Estar de volta ao estado de São Paulo é ter certeza que o destino está próximo. Os quilômetros finais do Caminho da Fé desafiam qualquer caminhante. Depois de dias andando por estrada de terra, na saída de Campos do Jordão o primeiro desafio são cerca de dez quilômetros pelos trilhos e mourões da estrada de ferro que liga Campos do Jordão à Pindamonhagaba. A princípio a vista do alto da serra é compensadora. Mas a partir dali são mais de 1200 metros de declive. E depois, como que querendo mesmo desafiar o caminhante, é preciso enfrentar asfalto, tráfego e barulhos. Tudo aquilo que você evitou nas últimas semanas lhe é entregue de uma vez, sem outra opção de caminho ou retorno.

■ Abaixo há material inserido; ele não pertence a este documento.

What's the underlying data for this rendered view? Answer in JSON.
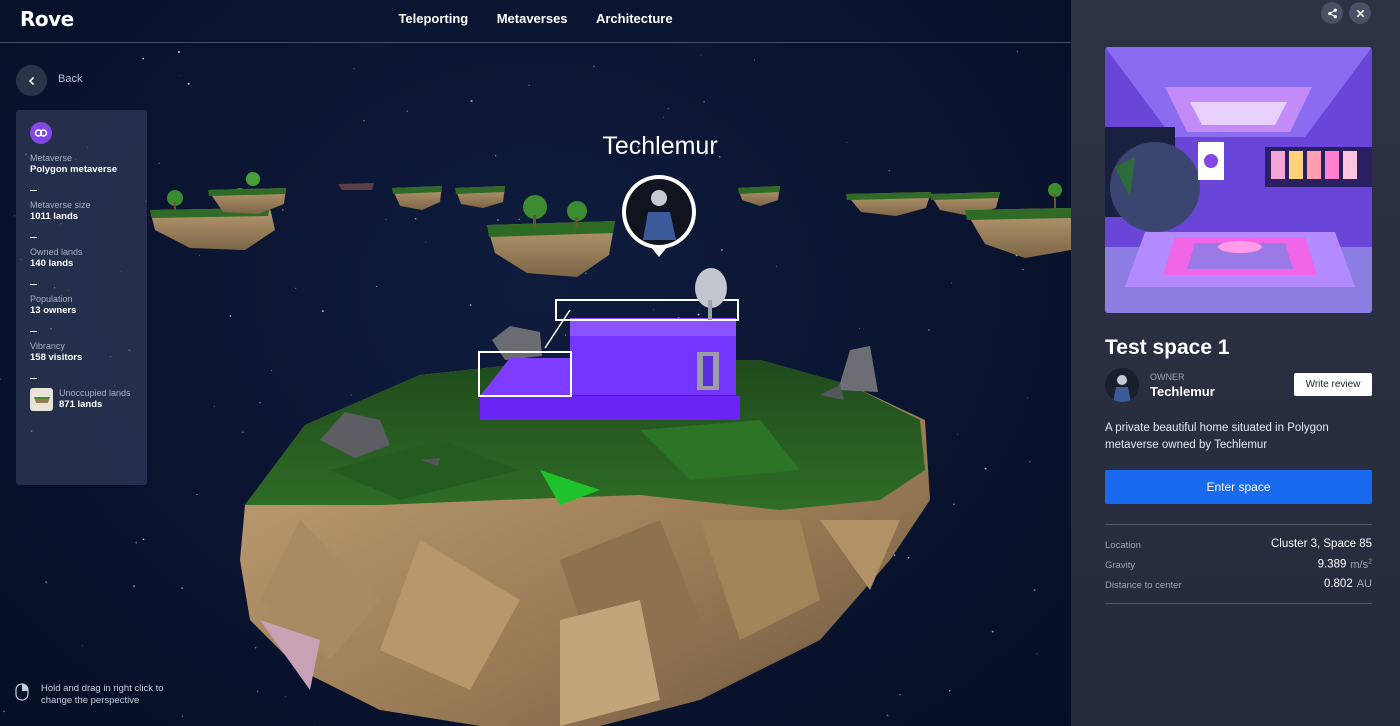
{
  "app": {
    "logo": "Rove"
  },
  "nav": {
    "items": [
      "Teleporting",
      "Metaverses",
      "Architecture"
    ]
  },
  "back": {
    "label": "Back"
  },
  "stats": {
    "metaverse_label": "Metaverse",
    "metaverse_value": "Polygon metaverse",
    "size_label": "Metaverse size",
    "size_value": "1011 lands",
    "owned_label": "Owned lands",
    "owned_value": "140 lands",
    "population_label": "Population",
    "population_value": "13 owners",
    "vibrancy_label": "Vibrancy",
    "vibrancy_value": "158 visitors",
    "unoccupied_label": "Unoccupied lands",
    "unoccupied_value": "871 lands"
  },
  "scene": {
    "owner_label": "Techlemur",
    "hint": "Hold and drag in right click to change the perspective"
  },
  "panel": {
    "title": "Test space 1",
    "owner_caption": "OWNER",
    "owner_name": "Techlemur",
    "write_review": "Write review",
    "description": "A private beautiful home situated in Polygon metaverse owned by Techlemur",
    "enter_button": "Enter space",
    "location_label": "Location",
    "location_value": "Cluster 3, Space 85",
    "gravity_label": "Gravity",
    "gravity_value": "9.389",
    "gravity_unit": "m/s",
    "gravity_unit_exp": "2",
    "distance_label": "Distance to center",
    "distance_value": "0.802",
    "distance_unit": "AU"
  },
  "icons": {
    "back": "chevron-left-icon",
    "share": "share-icon",
    "close": "close-icon",
    "metaverse": "polygon-logo-icon",
    "mouse": "mouse-icon"
  },
  "colors": {
    "accent": "#1a6af0",
    "polygon": "#8247e5",
    "panel_bg": "#2d3345",
    "scene_bg": "#0a1430"
  }
}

O último trecho, até Aparecida, é decepcionante. Apesar do desejo de completar o desafio e o caminho original, a vontade é pegar um desvio (ou carona). Quando Aparecida surge, é aquela cidade pobre, feia, sem características próprias e dominada por aquela aberração da catedral. Tudo gira em torno do turismo da fé: das pousadas destinadas aos fiéis às fábricas de estátuas e imagens sacras. O centro comercial é, na verdade um grande estacionamento de ônibus. A rodoviária, fora do período de feriados religiosos, é um prédio quase abandonado.

Entro no Santuário pelo estacionamento, com músicas e gravações pedindo aos turistas que recordem onde estacionaram seus carros. Tal qual uma Disneylândia, onde o Mickey é a reprodução de uma imagem achada no fundo de um rio. Passo rápido pelos corredores, lojas de souvenirs e encontro a secretaria, onde pego meu certificado. Saio dali e pego o primeiro ônibus de volta a São Paulo.

Na viagem fico pensando na velocidade que viajo. Que a pé talvez seja a velocidade ideal para conhecer lugares. De dentro do ônibus tudo passa rápido e nada se prende, nem meus pensamentos. Tento revisar tudo aquilo que pensei naquelas últimas duas semanas, sem sucesso. Os pensamentos passam rápido de um pra outro, assim como as árvores na estrada. Imagino que também na vida é importante parar, reavaliar e viver mais devagar.